California Aims to Modernize Court Tech Further with New Plan
California, home to Silicon Valley, knows a thing or two about technology innovation. The rule-making arm of the state’s court system, the Judicial Council of California, wants to make sure the Golden State’s courts are following suit.
“The public wants the same kind of interface as with private business,” council chair and California Chief Justice Tani Cantil-Sakauye told Courthouse News.
Earlier this month, the council released a four-year strategic technology plan to keep the state’s massive court system moving forward on IT modernization. The new plan is based around three principles: accessible and easy-to-use systems for all those who seek to use the state’s courts; the maintenance of a “well architected, secure, and reliable technical infrastructure”; and the fostering of a “culture of innovation through planning, collaboration, and education to enhance court services and operations.”
Those principles establish a set of considerations for technology project decision-makers that “articulate fundamental values and provide overall direction to technology programs within courts and throughout the justice community,” the report says.
The report emphasizes four key technology goals:
- Promoting the use of digital court services
- Creating a collaborative environment so courts can work on IT innovations
- Investing in a secure, scalable and reliable IT infrastructure to offer digital services and public access, while ensuring privacy and protecting residents’ information
- Modernizing court rules to make it easier to use tech in court operations and the delivery of court services
The plan also provides the strategic framework for the creation of the two-year tactical technology plan that determines the individual initiatives that will be pursued to support those higher-level goals.
MORE FROM STATETCH: Find out how courts are implementing videoconferencing technologies to streamline the justice system.
California Wants to Forget Past Court Tech Issues
The council’s report notes that California’s court system, the largest in the nation, has more than 2,000 judicial officers, about 19,000 court employees and 6.2 million cases each year. It serves more than 39 million people, nearly 7 million of whom have limited English proficiency, and covers both some of the most highly populated areas of the country and some of its most rural.

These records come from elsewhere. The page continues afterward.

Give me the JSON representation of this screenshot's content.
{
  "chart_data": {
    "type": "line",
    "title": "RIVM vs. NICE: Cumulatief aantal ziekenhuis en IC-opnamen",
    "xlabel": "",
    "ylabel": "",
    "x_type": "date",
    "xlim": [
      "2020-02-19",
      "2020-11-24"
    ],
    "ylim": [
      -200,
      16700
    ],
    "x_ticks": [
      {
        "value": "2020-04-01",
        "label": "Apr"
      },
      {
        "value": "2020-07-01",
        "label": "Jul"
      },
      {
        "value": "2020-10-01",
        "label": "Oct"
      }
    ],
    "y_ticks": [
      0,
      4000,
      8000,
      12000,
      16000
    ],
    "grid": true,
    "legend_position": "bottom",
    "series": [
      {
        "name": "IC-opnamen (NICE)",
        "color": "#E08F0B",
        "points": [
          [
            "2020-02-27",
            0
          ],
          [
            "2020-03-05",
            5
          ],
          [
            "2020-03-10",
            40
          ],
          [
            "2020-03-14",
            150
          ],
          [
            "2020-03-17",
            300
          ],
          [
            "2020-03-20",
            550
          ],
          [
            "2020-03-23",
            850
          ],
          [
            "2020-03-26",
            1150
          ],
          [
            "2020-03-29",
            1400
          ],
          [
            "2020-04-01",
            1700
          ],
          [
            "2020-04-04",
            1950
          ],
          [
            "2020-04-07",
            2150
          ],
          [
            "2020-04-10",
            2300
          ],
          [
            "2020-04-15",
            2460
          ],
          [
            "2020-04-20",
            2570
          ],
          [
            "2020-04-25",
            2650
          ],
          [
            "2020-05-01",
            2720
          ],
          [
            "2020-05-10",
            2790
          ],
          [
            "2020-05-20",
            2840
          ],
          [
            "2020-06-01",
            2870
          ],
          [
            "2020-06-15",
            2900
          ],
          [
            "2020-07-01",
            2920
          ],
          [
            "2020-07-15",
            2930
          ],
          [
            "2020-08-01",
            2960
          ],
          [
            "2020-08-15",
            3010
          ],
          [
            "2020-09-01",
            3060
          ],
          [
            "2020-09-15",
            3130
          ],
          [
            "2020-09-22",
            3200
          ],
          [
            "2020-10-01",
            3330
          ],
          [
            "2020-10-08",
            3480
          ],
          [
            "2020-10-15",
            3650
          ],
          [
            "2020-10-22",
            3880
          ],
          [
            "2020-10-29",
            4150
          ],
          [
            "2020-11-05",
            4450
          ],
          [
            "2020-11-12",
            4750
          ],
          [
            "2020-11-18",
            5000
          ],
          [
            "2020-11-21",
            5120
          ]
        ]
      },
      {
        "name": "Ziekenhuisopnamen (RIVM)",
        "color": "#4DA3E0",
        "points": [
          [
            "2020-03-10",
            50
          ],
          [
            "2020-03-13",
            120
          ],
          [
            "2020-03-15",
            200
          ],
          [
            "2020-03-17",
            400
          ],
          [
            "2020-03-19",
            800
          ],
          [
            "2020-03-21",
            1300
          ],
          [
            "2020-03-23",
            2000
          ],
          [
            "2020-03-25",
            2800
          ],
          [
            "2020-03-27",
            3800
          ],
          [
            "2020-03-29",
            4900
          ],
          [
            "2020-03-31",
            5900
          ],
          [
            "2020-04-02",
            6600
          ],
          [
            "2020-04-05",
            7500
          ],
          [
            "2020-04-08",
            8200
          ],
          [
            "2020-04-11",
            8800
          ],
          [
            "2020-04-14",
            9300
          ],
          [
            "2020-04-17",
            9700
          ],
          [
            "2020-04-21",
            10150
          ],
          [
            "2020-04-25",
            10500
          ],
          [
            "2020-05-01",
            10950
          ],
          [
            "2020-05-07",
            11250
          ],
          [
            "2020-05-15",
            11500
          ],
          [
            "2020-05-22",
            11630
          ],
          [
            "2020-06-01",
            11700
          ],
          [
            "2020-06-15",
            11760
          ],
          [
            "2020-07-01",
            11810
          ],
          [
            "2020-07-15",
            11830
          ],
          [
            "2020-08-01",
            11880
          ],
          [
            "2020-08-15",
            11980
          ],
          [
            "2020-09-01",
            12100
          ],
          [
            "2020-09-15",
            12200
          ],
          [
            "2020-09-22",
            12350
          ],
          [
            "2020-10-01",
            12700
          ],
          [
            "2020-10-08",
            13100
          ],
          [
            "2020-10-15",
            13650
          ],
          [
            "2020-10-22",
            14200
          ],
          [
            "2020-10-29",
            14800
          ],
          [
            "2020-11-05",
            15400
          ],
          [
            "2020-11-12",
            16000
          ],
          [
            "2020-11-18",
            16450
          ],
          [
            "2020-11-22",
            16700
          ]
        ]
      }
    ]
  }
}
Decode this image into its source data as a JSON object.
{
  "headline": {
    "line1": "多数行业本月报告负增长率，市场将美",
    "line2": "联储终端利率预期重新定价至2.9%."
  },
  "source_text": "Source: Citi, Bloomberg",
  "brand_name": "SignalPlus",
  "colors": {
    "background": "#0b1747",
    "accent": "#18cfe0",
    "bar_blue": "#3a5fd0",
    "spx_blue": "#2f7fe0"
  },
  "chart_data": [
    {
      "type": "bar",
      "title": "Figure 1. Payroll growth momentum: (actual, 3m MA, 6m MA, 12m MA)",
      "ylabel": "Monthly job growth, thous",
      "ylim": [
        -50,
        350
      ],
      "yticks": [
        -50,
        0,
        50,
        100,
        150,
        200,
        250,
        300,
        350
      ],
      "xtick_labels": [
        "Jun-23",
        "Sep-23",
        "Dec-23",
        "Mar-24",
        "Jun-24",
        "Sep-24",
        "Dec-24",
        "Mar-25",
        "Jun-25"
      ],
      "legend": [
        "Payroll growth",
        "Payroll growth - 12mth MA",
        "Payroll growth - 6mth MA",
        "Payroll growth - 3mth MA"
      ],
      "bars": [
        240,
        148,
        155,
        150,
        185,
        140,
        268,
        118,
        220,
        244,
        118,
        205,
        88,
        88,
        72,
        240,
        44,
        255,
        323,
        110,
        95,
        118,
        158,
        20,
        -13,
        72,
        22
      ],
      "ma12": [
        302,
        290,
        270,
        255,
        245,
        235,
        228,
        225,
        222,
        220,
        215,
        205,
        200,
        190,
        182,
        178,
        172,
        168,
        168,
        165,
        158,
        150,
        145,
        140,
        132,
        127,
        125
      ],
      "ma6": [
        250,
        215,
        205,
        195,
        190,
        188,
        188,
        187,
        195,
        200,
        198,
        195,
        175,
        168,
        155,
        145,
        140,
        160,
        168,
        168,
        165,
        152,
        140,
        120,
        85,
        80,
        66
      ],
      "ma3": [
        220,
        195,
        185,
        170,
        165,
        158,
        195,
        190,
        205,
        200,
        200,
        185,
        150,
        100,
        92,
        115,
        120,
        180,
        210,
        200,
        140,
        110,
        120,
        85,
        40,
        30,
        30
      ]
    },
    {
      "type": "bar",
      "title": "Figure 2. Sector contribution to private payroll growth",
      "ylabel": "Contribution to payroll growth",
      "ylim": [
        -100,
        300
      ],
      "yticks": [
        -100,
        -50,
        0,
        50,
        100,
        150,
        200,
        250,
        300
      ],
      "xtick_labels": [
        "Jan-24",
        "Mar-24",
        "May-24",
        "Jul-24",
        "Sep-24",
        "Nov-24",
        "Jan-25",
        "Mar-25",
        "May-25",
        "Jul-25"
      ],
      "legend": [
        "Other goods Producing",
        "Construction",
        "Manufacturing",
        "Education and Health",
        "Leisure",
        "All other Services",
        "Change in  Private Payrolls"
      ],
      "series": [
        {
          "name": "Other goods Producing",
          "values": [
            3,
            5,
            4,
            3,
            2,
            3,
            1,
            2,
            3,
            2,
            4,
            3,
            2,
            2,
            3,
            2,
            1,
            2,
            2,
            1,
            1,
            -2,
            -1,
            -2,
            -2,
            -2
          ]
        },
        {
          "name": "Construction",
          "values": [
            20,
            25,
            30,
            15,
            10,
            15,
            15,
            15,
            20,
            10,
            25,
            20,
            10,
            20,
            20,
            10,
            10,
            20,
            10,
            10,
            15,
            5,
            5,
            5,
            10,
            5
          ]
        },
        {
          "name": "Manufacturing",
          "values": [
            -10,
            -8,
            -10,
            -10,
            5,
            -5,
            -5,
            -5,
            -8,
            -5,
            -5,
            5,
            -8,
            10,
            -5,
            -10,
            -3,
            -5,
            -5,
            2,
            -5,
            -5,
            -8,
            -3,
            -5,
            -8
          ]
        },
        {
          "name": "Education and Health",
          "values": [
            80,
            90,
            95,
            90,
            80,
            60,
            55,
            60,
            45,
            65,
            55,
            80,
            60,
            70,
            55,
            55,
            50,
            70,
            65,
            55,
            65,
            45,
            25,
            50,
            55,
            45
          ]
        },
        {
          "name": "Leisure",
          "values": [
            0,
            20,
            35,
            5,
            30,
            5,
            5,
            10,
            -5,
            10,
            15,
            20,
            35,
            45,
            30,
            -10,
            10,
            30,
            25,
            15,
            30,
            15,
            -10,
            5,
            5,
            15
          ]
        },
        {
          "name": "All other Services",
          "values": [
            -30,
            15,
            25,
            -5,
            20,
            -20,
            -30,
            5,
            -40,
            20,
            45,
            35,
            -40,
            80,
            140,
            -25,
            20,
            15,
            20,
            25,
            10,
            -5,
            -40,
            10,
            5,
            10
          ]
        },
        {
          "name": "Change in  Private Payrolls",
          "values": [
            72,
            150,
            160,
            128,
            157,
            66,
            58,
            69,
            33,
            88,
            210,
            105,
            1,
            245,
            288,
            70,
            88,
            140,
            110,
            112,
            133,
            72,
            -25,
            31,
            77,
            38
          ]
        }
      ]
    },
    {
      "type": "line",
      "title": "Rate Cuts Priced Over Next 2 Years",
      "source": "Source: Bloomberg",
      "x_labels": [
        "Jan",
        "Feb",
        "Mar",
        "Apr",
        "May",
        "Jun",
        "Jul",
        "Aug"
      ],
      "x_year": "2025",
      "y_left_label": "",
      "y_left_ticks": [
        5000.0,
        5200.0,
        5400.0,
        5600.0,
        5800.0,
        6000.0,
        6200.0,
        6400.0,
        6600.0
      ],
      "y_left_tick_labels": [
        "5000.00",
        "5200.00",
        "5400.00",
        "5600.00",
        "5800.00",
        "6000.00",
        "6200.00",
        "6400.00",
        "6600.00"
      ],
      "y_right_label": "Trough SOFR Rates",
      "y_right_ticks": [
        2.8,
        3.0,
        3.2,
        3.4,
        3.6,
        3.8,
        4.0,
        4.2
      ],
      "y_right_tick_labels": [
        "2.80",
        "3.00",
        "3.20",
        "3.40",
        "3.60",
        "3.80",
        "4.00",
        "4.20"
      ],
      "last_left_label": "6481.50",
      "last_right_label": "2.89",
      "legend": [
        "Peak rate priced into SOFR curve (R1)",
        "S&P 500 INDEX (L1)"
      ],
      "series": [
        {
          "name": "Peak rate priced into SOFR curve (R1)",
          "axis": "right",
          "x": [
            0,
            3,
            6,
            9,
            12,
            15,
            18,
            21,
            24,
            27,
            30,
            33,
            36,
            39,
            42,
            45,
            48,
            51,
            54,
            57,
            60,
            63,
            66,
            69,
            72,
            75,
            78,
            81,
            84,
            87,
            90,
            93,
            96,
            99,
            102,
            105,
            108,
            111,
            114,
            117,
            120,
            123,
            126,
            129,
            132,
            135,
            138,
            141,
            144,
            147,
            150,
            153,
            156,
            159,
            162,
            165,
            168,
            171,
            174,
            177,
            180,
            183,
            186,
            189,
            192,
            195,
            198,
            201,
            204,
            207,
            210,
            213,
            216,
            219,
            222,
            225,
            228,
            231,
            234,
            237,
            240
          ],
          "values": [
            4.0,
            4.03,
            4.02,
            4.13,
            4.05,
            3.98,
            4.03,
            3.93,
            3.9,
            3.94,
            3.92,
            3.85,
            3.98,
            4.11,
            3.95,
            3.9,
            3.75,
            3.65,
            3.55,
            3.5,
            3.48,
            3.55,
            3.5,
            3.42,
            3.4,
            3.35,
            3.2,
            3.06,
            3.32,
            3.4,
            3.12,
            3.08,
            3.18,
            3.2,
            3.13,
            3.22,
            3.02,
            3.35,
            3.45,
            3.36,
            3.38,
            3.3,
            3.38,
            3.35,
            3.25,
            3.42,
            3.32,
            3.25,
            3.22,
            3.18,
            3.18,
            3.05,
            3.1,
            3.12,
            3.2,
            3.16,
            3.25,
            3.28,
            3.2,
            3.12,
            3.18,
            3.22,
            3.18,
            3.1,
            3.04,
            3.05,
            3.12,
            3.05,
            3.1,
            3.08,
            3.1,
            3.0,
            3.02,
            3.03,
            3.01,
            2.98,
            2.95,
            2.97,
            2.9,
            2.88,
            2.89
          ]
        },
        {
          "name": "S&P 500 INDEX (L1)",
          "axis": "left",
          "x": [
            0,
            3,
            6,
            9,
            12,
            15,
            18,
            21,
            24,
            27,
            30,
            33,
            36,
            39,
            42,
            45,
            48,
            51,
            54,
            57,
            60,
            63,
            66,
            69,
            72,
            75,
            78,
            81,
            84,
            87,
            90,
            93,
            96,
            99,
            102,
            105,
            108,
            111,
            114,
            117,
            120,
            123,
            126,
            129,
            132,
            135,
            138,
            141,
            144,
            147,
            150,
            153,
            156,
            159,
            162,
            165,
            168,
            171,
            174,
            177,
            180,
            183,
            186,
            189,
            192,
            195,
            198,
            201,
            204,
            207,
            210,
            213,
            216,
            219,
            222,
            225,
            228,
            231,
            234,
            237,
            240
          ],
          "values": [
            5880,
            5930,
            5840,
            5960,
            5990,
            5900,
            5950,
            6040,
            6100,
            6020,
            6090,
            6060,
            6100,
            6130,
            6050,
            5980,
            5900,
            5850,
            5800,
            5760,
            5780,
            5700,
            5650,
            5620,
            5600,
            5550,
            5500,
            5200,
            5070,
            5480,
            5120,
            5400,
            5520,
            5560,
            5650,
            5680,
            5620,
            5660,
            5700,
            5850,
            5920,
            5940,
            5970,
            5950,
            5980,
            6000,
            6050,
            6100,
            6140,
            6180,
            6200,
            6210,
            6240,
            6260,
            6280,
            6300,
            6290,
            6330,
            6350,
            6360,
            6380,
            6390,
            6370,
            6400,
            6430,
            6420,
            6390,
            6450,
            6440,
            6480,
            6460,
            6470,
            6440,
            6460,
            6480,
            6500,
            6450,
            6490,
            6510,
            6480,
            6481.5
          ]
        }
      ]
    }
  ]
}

Indeed, the report notes that “of the state’s 58 superior courts — one in each county — the smallest has two judicial officers serving a population of just over 1,000 while the largest has 580 judicial officers serving a population of more than 10 million.” There is also a wide range in the fiscal health and capabilities of the state’s courts, and those disparities, along with past budget shortfalls, have affected the ability of the courts to invest in technology, resulting in a court system that lacks consistency across the judicial branch, the report says.
The report is California’s attempt to learn and move on from the Court Case Management System, an IT project that the state was forced to abandon in 2012 after it came under a hail of criticism from lawmakers and the state’s auditor, according to Courthouse News.
CCMS is now widely seen as a debacle, according to Courthouse News. The site reports:
Through CCMS, the council sought to connect the state’s 58 trial courts and various “justice partners” through one unifying computer system. It was an enormous endeavor, one that cost the state a half-billion dollars and was projected to cost at least $1 billion more, according to an audit released in 2011.
State Sen. Hannah Beth Jackson, chair of the state Senate Judiciary Committee, referred to CCMS when she questioned California Associate Justice Marsha Slough, chair of the council’s technology committee, about the new plan’s aims.
“There was a debacle a few years ago with an attempt to create a unified system. I know we shouldn’t be talking about that,” Jackson said, according to Courthouse News. “But just as some context, what you are proposing now is not necessarily a statewide system but systems that will interface with each other and that will be meshed so different counties can use whatever systems they like. They will be coordinated.”
Slough replied: “Absolutely. The reason why it is so important is because we have learned clearly that we end up with a greater product. When we start the development of the product on the very ground level — that’s the trial courts and the people walking in the door of the trial courts — that’s where we learn the most.”